Le président de la République veut accorder une place prépondérante au tourisme dans sa politique économique. Et à ce titre, Macky Sall ne lésine pas sur les moyens accordés à la Société d’aménagement de la petite côte (Sapco), bras technique de l’Etat en la matière. Mais le temps est peut-être venu pour le gouvernement de marquer une pause et de revoir le statut, la mission et le passif de l’entreprise dirigée actuellement par Bocar Ly, tant les ressources allouées sont importantes et le résultat quasi nul. Il faut remonter en 2013 pour mieux comprendre cette situation actuelle. En effet, arrivée au pouvoir en 2012, Macky Sall a manifesté une ferme volonté de relancer la Sapco. Et pour cela, il s’est montré généreux à l’égard de cette structure à qui il a accordé des subventions dont le cumul fait un total de 16 milliards en 4 ans, soit une moyenne de 4 milliards par an.

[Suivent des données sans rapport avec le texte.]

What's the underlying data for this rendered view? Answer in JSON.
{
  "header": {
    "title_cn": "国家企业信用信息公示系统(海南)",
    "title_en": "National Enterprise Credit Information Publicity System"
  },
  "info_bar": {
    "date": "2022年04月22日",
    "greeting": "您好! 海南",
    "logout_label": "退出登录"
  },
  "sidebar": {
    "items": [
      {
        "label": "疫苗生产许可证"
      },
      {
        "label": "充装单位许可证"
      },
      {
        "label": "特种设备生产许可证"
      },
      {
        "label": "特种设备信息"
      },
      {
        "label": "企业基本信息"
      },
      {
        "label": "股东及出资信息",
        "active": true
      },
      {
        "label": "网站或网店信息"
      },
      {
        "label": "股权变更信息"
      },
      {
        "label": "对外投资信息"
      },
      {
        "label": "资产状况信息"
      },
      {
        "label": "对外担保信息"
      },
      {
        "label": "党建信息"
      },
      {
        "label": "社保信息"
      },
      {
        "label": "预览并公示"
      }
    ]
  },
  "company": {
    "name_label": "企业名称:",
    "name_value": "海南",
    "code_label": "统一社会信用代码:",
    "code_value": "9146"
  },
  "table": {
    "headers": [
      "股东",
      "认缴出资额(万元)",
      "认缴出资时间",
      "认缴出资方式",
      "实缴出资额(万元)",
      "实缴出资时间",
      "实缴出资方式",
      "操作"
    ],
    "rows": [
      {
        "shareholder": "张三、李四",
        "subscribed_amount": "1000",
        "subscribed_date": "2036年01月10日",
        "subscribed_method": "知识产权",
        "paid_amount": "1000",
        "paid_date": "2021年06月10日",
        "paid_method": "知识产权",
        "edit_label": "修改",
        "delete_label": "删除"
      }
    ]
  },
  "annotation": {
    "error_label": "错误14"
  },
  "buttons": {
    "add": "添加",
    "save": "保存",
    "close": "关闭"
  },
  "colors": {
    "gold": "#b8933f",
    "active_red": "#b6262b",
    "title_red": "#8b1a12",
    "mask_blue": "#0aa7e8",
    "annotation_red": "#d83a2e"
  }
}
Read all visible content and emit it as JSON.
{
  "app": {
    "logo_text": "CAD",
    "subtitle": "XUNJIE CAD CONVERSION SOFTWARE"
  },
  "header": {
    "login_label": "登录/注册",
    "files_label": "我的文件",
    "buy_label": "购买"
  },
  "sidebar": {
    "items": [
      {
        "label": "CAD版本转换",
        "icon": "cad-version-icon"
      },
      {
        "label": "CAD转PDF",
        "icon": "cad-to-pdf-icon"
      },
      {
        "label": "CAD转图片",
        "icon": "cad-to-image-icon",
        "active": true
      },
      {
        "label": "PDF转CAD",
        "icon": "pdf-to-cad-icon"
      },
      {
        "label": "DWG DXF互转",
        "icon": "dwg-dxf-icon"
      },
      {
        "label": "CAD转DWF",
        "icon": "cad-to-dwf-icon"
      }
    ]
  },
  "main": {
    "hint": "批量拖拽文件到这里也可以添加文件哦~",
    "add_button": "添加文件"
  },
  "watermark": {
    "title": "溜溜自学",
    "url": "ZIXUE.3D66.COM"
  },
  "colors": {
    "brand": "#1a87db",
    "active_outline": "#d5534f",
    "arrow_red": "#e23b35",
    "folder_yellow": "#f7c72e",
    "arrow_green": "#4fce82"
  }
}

Avant le décaissement des montants, un certain nombre de décisions destinées à libérer la Sapco de toutes contraintes ont été prises. En fait, le régime actuel a trouvé la société dans un contentieux datant de 1989 avec le groupe hôtelier Savana. Il ne s’agit pas du seul problème, puisque en tout, 4 affaires opposaient les deux partenaires avant l’arrivée du nouveau pouvoir. Parmi ces dossiers, il y a celui susmentionné lié à un litige foncier relatif à la liquidation d’astreintes. ‘’Une ordonnance en date du 15 mai 2008 avait liquidé provisoirement l’astreinte à 168 000 000 francs CFA sur la base de la décision du 13 Juillet 2006 qui prescrivait à la Sapco de délivrer un bail emphytéotique à l’Hôtel Savana, sous astreinte de 750 000 francs CFA par jour de retard’’, informe une source proche du ministère du Tourisme.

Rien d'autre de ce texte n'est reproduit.